论文标题
图形距离和聚类
Graph Distances and Clustering
论文作者
论文摘要
通过在图形聚类上的视图,我们提出了基于共享连接性的顶点到vertex距离的定义。我们认为,共享更多连接的顶点比共享连接更少的顶点更接近彼此。我们的论文集中在广泛接受的观念上,即强簇是由高水平的诱导子图密度形成的,其中亚图代表簇。我们认为这些群集是通过对其连接性相似的顶点进行分组来形成的。在群集水平(诱导子图水平)下,我们的论文转化为平均簇内距离较低。我们的定义与通常的最短路径大地距离有所不同。在本文中,我们比较了文献中的三个距离测量。我们的基准是在集群级别汇总(平均)时,每个度量反射集群内密度的准确性。我们对使用种植的分区模型生成的合成图进行了测试,其中簇和集群内密度已预先知道。我们检查平均群内距离和群内密度之间的相关性。我们的数值实验表明,当在簇内的顶点对上平均时,Jaccard和Otsuka-ochiai提供了非常准确的密度度量。

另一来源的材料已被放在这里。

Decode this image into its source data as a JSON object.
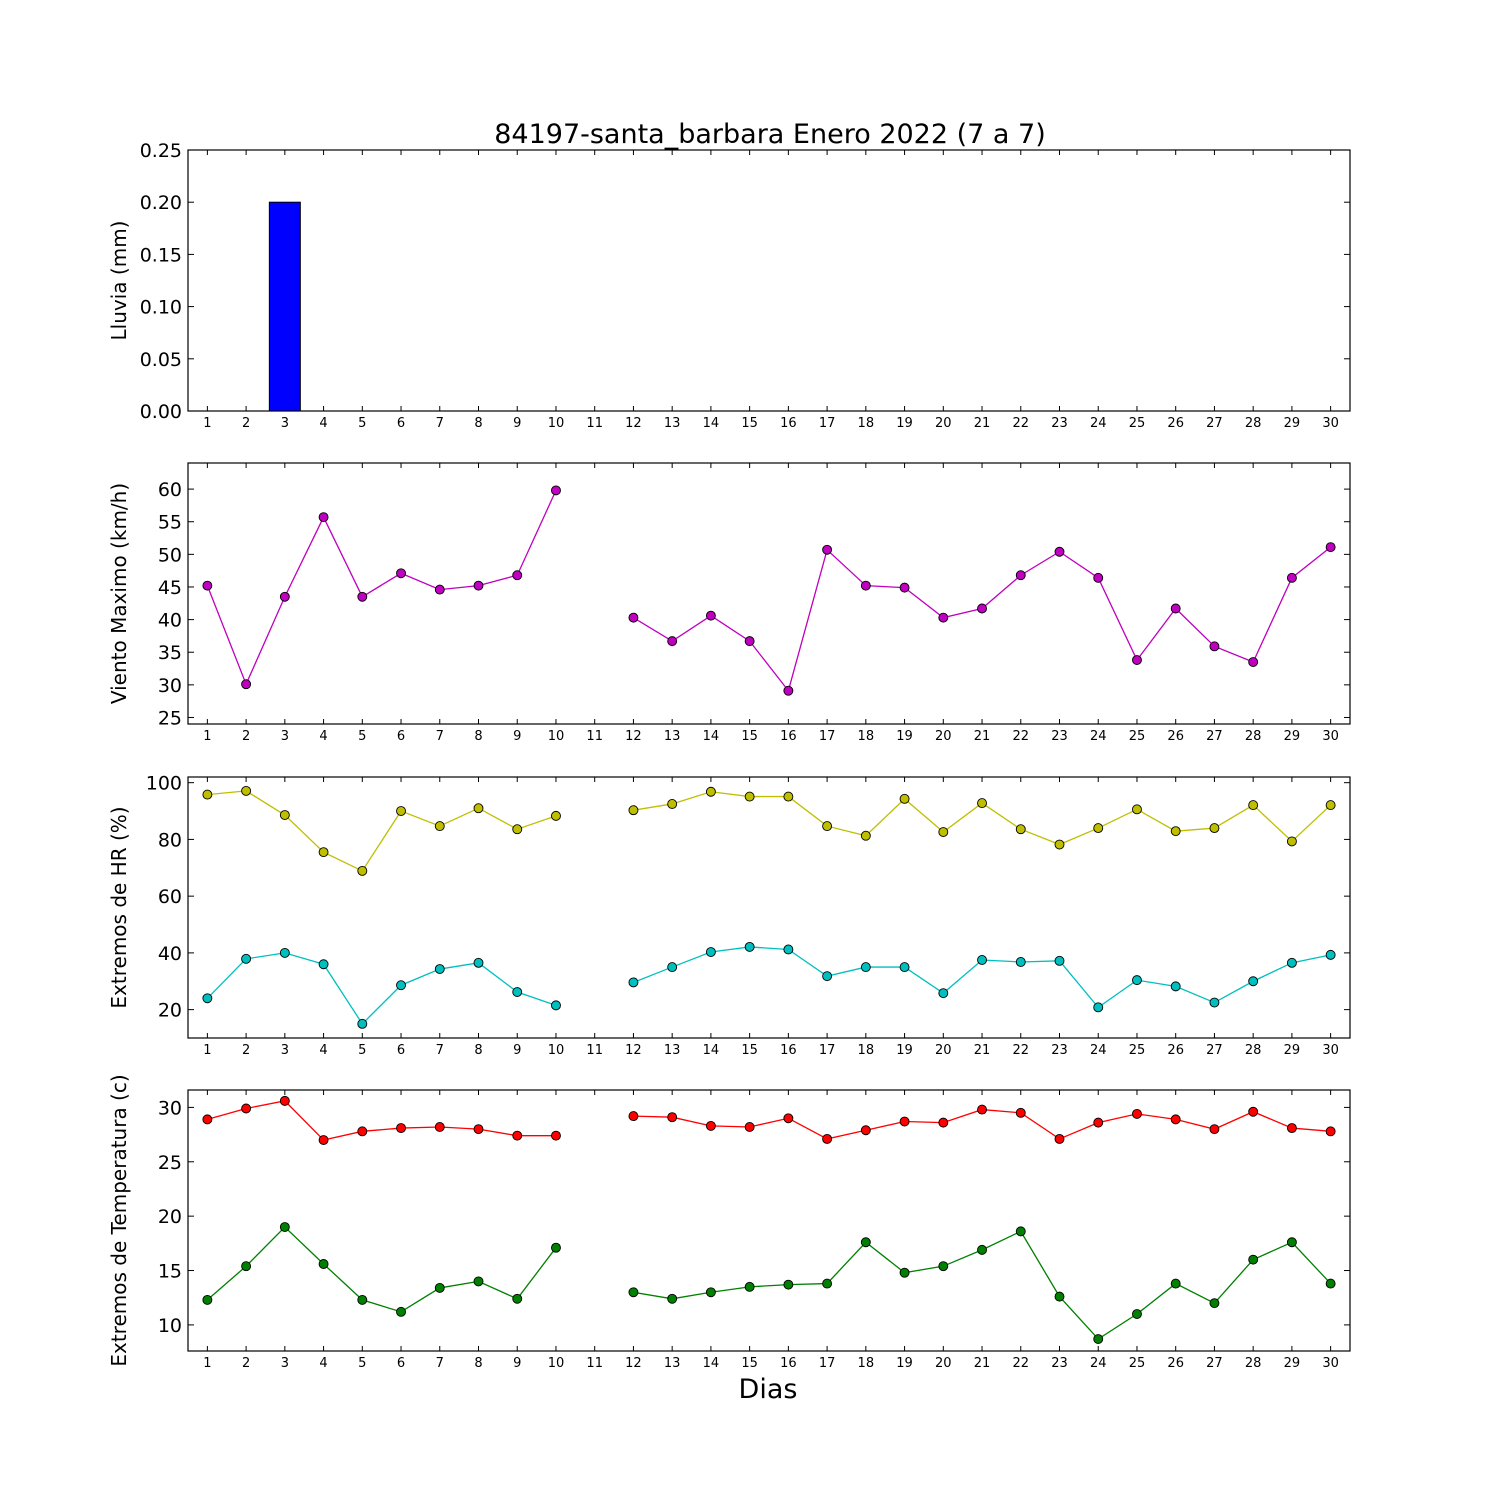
{
  "title": "84197-santa_barbara Enero 2022  (7 a 7)",
  "xlabel": "Dias",
  "chart_data": [
    {
      "type": "bar",
      "ylabel": "Lluvia (mm)",
      "ylim": [
        0,
        0.25
      ],
      "yticks": [
        0.0,
        0.05,
        0.1,
        0.15,
        0.2,
        0.25
      ],
      "ytick_labels": [
        "0.00",
        "0.05",
        "0.10",
        "0.15",
        "0.20",
        "0.25"
      ],
      "x": [
        1,
        2,
        3,
        4,
        5,
        6,
        7,
        8,
        9,
        10,
        11,
        12,
        13,
        14,
        15,
        16,
        17,
        18,
        19,
        20,
        21,
        22,
        23,
        24,
        25,
        26,
        27,
        28,
        29,
        30
      ],
      "series": [
        {
          "color": "#0000ff",
          "values": [
            0,
            0,
            0.2,
            0,
            0,
            0,
            0,
            0,
            0,
            0,
            null,
            0,
            0,
            0,
            0,
            0,
            0,
            0,
            0,
            0,
            0,
            0,
            0,
            0,
            0,
            0,
            0,
            0,
            0,
            0
          ]
        }
      ]
    },
    {
      "type": "line",
      "ylabel": "Viento Maximo (km/h)",
      "ylim": [
        24,
        64
      ],
      "yticks": [
        25,
        30,
        35,
        40,
        45,
        50,
        55,
        60
      ],
      "ytick_labels": [
        "25",
        "30",
        "35",
        "40",
        "45",
        "50",
        "55",
        "60"
      ],
      "x": [
        1,
        2,
        3,
        4,
        5,
        6,
        7,
        8,
        9,
        10,
        11,
        12,
        13,
        14,
        15,
        16,
        17,
        18,
        19,
        20,
        21,
        22,
        23,
        24,
        25,
        26,
        27,
        28,
        29,
        30
      ],
      "series": [
        {
          "color": "#bf00bf",
          "values": [
            45.2,
            30.1,
            43.5,
            55.7,
            43.5,
            47.1,
            44.6,
            45.2,
            46.8,
            59.8,
            null,
            40.3,
            36.7,
            40.6,
            36.7,
            29.1,
            50.7,
            45.2,
            44.9,
            40.3,
            41.7,
            46.8,
            50.4,
            46.4,
            33.8,
            41.7,
            35.9,
            33.5,
            46.4,
            51.1
          ]
        }
      ]
    },
    {
      "type": "line",
      "ylabel": "Extremos de HR (%)",
      "ylim": [
        10,
        102
      ],
      "yticks": [
        20,
        40,
        60,
        80,
        100
      ],
      "ytick_labels": [
        "20",
        "40",
        "60",
        "80",
        "100"
      ],
      "x": [
        1,
        2,
        3,
        4,
        5,
        6,
        7,
        8,
        9,
        10,
        11,
        12,
        13,
        14,
        15,
        16,
        17,
        18,
        19,
        20,
        21,
        22,
        23,
        24,
        25,
        26,
        27,
        28,
        29,
        30
      ],
      "series": [
        {
          "color": "#bfbf00",
          "values": [
            95.8,
            97.1,
            88.6,
            75.5,
            68.9,
            90.0,
            84.7,
            91.0,
            83.6,
            88.3,
            null,
            90.3,
            92.5,
            96.8,
            95.1,
            95.1,
            84.7,
            81.3,
            94.3,
            82.6,
            92.8,
            83.6,
            78.2,
            84.0,
            90.6,
            82.9,
            84.0,
            92.1,
            79.3,
            92.1
          ]
        },
        {
          "color": "#00bfbf",
          "values": [
            24.0,
            37.9,
            40.0,
            36.0,
            15.0,
            28.6,
            34.3,
            36.5,
            26.2,
            21.5,
            null,
            29.6,
            35.0,
            40.3,
            42.1,
            41.2,
            31.8,
            35.0,
            35.0,
            25.8,
            37.5,
            36.8,
            37.2,
            20.8,
            30.4,
            28.2,
            22.5,
            30.0,
            36.5,
            39.3
          ]
        }
      ]
    },
    {
      "type": "line",
      "ylabel": "Extremos de Temperatura (c)",
      "ylim": [
        7.6,
        31.6
      ],
      "yticks": [
        10,
        15,
        20,
        25,
        30
      ],
      "ytick_labels": [
        "10",
        "15",
        "20",
        "25",
        "30"
      ],
      "x": [
        1,
        2,
        3,
        4,
        5,
        6,
        7,
        8,
        9,
        10,
        11,
        12,
        13,
        14,
        15,
        16,
        17,
        18,
        19,
        20,
        21,
        22,
        23,
        24,
        25,
        26,
        27,
        28,
        29,
        30
      ],
      "series": [
        {
          "color": "#ff0000",
          "values": [
            28.9,
            29.9,
            30.6,
            27.0,
            27.8,
            28.1,
            28.2,
            28.0,
            27.4,
            27.4,
            null,
            29.2,
            29.1,
            28.3,
            28.2,
            29.0,
            27.1,
            27.9,
            28.7,
            28.6,
            29.8,
            29.5,
            27.1,
            28.6,
            29.4,
            28.9,
            28.0,
            29.6,
            28.1,
            27.8
          ]
        },
        {
          "color": "#008000",
          "values": [
            12.3,
            15.4,
            19.0,
            15.6,
            12.3,
            11.2,
            13.4,
            14.0,
            12.4,
            17.1,
            null,
            13.0,
            12.4,
            13.0,
            13.5,
            13.7,
            13.8,
            17.6,
            14.8,
            15.4,
            16.9,
            18.6,
            12.6,
            8.7,
            11.0,
            13.8,
            12.0,
            16.0,
            17.6,
            13.8
          ]
        }
      ]
    }
  ]
}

With a view on graph clustering, we present a definition of vertex-to-vertex distance which is based on shared connectivity. We argue that vertices sharing more connections are closer to each other than vertices sharing fewer connections. Our thesis is centered on the widely accepted notion that strong clusters are formed by high levels of induced subgraph density, where subgraphs represent clusters. We argue these clusters are formed by grouping vertices deemed to be similar in their connectivity. At the cluster level (induced subgraph level), our thesis translates into low mean intra-cluster distances. Our definition differs from the usual shortest-path geodesic distance. In this article, we compare three distance measures from the literature. Our benchmark is the accuracy of each measure's reflection of intra-cluster density, when aggregated (averaged) at the cluster level. We conduct our tests on synthetic graphs generated using the planted partition model, where clusters and intra-cluster density are known in advance. We examine correlations between mean intra-cluster distances and intra-cluster densities. Our numerical experiments show that Jaccard and Otsuka-Ochiai offer very accurate measures of density, when averaged over vertex pairs within clusters.